While the ponderosa forest evolved in a tight relationship with wildfires, other forest types evolved with a very different relationship to disturbance events such as fire and insect outbreaks. The spruce/fir forest is one of those. In general terms, disturbance cycles within the spruce/fir forest are not common, but when they do occur, they can “go big.” As such, we are likely to see some of this within the 416 perimeter where some of the spruce/fir forest will have burned extensively and with high severity. The spruce/fir forest has historically not been particularly vulnerable to fire events with their fire interval being counted in centuries rather than years due to its general characteristics of being high, cool and moist. However, with the drying and warming climate (from a long term perspective) and with the exceptional drought conditions (of the short term perspective) we know that the 416 fully engaged the spruce/fir element of the forest.

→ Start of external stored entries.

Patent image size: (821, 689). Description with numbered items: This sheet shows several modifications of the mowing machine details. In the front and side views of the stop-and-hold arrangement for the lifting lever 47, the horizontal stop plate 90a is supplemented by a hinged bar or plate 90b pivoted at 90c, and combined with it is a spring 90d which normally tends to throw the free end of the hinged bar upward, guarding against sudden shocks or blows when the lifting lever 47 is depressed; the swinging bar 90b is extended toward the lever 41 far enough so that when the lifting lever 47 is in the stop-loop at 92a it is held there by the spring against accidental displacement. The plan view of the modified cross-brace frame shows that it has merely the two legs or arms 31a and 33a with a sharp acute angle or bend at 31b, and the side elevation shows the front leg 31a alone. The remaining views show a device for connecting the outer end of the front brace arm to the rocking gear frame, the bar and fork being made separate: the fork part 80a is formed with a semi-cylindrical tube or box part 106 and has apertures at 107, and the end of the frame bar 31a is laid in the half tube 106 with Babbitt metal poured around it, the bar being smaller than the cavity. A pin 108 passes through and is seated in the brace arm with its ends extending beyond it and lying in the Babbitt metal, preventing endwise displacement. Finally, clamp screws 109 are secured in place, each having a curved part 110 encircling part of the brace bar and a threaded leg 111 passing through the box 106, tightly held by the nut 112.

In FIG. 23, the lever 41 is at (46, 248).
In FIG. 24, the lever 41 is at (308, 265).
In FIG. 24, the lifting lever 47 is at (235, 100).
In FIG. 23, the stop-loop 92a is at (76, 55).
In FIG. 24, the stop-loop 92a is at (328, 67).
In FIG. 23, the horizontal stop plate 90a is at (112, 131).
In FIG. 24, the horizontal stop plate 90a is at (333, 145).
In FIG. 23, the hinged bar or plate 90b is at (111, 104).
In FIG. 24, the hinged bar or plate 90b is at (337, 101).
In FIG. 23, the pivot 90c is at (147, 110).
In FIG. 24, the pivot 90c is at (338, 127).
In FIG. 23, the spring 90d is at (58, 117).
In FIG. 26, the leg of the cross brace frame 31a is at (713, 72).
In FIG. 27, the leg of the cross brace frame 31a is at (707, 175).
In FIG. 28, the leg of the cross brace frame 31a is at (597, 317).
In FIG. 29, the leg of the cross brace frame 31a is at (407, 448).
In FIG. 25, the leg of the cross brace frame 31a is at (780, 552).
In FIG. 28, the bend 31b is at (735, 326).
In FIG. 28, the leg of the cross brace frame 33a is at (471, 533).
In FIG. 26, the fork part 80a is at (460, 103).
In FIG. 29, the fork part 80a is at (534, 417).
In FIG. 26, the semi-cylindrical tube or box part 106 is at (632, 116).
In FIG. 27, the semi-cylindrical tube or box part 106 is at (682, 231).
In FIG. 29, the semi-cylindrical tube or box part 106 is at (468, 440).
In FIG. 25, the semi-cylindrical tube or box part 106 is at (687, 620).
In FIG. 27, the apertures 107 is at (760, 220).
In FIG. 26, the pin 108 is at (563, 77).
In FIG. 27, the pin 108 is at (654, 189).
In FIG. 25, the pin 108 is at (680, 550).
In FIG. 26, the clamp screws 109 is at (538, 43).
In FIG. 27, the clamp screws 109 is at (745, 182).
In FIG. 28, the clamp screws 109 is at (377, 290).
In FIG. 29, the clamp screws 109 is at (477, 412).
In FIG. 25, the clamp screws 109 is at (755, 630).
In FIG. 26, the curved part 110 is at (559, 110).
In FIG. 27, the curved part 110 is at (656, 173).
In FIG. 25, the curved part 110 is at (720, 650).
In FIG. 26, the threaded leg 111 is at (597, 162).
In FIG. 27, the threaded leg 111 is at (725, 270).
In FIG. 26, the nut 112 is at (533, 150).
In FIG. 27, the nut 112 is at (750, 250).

Optimally our federal, state and private land forest stewards manage forests to enhance their resilience. Resilience is a complex topic within forest ecology and we will explore it further in future SJCA forest and fire blogs. At this point in time we need to be patient and wait for more in-depth post-fire assessments to better understand the dynamics of the 416 and it’s nearby western sister the Burro wildfire. Meanwhile our community should concentrate on our own resilience as we deal with displacements, economic hardship and coming to grips with a changed forest landscape. With it’s proximity to homes, businesses and infrastructure the 416 fire spawns many questions that our community should engage, including those related to land use planning, building codes, travel restrictions, WUI development, infrastructure design and more. It will be a stiff challenge to measure up to the inherent resiliency of our neighboring forests, but we know we can pull together as a community to design and create an enhanced resilient future for both our human and natural communities.